To satisfy CPLR 3016(b), the plaintiff must state the defamatory statement in haec verba and identify the time, place and person(s) to whom the statement was made. These requirements are strictly enforced. As shown in SalesCare, the failure to comply with CPLR 3016(a) and related interpretations will result is dismissal of a defamation claim.


Footnotes

  1. Circulation Assocs., Inc. v. State, 26 A.D.2d 33, 38 (1st Dept. 1966); Salvatore v. Kumar, 45 A.D.3d 560, 563 (2d Dept. 2007).
  2. Ava v. NYP Holdings, Inc., 64 A.D.3d 407, 411 (1st Dept. 2009).
  3. Davis v. Boeheim, 24 N.Y.3d 262, 268 (2014).
  4. Mann v. Abel, 10 N.Y.3d 271, 276 (2008) (internal quotation marks omitted).
  5. Dillon v. City of New York, 261 A.D.2d 34, 38 (1st Dept. 1999).
  6. E.g., CSI Grp., LLP v. Harper, 153 A.D.3d 1314, 1321 (2d Dept. 2017) (“[f]ailure to state the particular person or persons to whom the allegedly defamatory statements were made … warrants dismissal” of a complaint for defamation); Arvanitakis v. Lester, 145 A.D.3d 650, 652 (2d Dept. 2016) (failure to plead when the false statement was made).
  7. Wolberg v. IAI N. Am., Inc., 161 A.D.3d 468, 470 (1st Dept. 2018) (quoting Dillon, 261 A.D.2d at 38).
  8. BCRE 230 Riverside LLC v. Fuchs, 59 A.D.3d 282, 283 (1st Dept. 2009).
  9. Stephan v. Cawley, 24 Misc. 3d 1204(A), at *2 (Sup. Ct., N.Y. County 2009); Oszustowicz v. Admiral Ins. Brokerage, 25 Misc. 3d 1201(A), at *5 (Sup. Ct., Kings County 2007), aff’d sub nom., Oszustowicz v. Admiral Ins. Brokerage Corp., 49 A.D.3d 515 (2d Dept. 2008); Ramos v. Madison Square Garden Corp., 257 A.D.2d 492, 493 (1st Dept. 1999).
  10. See Liberman v. Gelstein, 80 N.Y.2d 429 (1992); L.W.C. Agency, Inc. v. St. Paul Fire & Marine Ins. Co., 125 A.D.2d 371 (2d Dept. 1986).
  11. Carter v. Waks, 57 Misc. 3d 1208(A) (Sup. Ct., Queens County 2017) (citing Cammarata v. Cammarata, 61 A.D.3d 912, 915 (2d Dept. 2009)); see also Epifani v. Johnson, 65 A.D.3d 224 (2d Dept. 2009).
  12. The SEIU defendants are collectively referred to as the “Funds”.

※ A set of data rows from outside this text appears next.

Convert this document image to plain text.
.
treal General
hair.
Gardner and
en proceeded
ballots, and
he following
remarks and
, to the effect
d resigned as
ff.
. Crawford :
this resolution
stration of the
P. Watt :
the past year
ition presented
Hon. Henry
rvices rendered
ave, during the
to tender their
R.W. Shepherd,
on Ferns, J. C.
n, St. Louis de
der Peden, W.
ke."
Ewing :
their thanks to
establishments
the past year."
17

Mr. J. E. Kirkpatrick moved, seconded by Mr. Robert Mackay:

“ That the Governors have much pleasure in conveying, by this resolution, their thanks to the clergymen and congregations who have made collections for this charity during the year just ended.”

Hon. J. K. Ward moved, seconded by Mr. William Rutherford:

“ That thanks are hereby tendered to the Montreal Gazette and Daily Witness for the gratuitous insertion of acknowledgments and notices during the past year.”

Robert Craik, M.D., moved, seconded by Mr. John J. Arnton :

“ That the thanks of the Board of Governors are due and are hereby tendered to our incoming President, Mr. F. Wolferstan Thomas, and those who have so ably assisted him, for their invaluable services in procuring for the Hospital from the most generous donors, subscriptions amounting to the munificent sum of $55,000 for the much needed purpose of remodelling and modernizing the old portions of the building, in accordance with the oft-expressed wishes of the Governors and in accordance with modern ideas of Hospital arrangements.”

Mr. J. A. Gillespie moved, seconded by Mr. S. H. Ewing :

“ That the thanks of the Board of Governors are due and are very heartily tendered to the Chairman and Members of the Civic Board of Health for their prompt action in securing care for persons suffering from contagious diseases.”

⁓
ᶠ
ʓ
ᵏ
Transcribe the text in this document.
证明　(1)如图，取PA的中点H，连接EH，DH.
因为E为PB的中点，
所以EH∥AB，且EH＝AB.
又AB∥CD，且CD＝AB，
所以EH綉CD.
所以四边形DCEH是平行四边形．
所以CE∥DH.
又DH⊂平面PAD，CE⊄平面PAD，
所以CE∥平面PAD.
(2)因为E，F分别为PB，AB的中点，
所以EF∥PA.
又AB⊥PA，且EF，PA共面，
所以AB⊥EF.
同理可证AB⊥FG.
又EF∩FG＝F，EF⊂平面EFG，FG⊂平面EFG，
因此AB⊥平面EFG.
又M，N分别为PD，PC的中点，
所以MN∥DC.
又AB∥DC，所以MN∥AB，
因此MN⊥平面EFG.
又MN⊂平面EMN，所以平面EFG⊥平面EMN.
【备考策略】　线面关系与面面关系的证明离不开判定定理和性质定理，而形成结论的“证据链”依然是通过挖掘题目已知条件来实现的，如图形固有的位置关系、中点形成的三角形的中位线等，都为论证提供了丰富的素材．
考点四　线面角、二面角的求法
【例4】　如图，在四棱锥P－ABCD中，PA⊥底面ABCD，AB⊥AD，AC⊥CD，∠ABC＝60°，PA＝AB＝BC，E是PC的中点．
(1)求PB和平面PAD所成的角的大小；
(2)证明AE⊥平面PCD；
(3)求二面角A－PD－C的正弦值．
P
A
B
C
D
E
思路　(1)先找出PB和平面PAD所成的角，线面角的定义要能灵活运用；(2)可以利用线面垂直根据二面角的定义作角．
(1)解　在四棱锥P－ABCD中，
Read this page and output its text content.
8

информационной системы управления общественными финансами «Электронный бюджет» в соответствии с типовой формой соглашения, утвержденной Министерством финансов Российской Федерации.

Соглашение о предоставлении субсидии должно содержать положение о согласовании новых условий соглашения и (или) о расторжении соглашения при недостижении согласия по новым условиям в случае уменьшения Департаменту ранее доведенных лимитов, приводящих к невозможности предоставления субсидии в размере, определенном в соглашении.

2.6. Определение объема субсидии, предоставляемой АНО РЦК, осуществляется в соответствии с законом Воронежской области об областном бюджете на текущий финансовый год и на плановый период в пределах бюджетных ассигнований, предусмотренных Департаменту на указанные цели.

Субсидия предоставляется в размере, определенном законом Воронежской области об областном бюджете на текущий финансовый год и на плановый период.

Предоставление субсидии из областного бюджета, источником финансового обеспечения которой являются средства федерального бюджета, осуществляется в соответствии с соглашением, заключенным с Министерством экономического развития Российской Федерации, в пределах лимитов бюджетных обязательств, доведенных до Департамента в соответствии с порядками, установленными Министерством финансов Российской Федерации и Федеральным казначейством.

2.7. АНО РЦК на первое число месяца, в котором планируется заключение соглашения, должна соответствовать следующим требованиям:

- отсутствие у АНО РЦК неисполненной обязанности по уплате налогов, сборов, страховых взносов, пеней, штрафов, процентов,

  13. Citing Geddes v. Princess Properties Intern., Ltd., 88 A.D.2d 835 (1st Dept. 1982) (stating, “[a]ny qualification in the pleading thereof by use of the words ‘to the effect’, ‘substantially’, or words of similar import generally renders the complaint defective”); see alsoOffor v. Mercy Med. Ctr., 171 A.D.3d 502, 503 (1st Dept. 2019).
  14. Slip Op. at *2.
  15. Id. (citing BDCM Fund Adviser, L.L.C. v. Zenni, 98 A.D.3d 915, 917 (1st Dept. 2012); Bell v. Alden Owners, 299 A.D.2d 207, 208 (1st Dept. 2002), lv. denied, 100 N.Y.2d 506 (2003)).
  16. Id. (citing Rosenberg v. Metlife, Inc., 8 N.Y.3d 359, 370 (2007)).
  17. Id. (citing Franklin v. Daily Holdings, Inc., 135 A.D.3d 87, 93 (1st Dept. 2015); Harris v. Hirsh, 228 A.D.2d 206, 209 (1st Dept. 1996), lv. denied, 89 N.Y.2d 805 (1996)).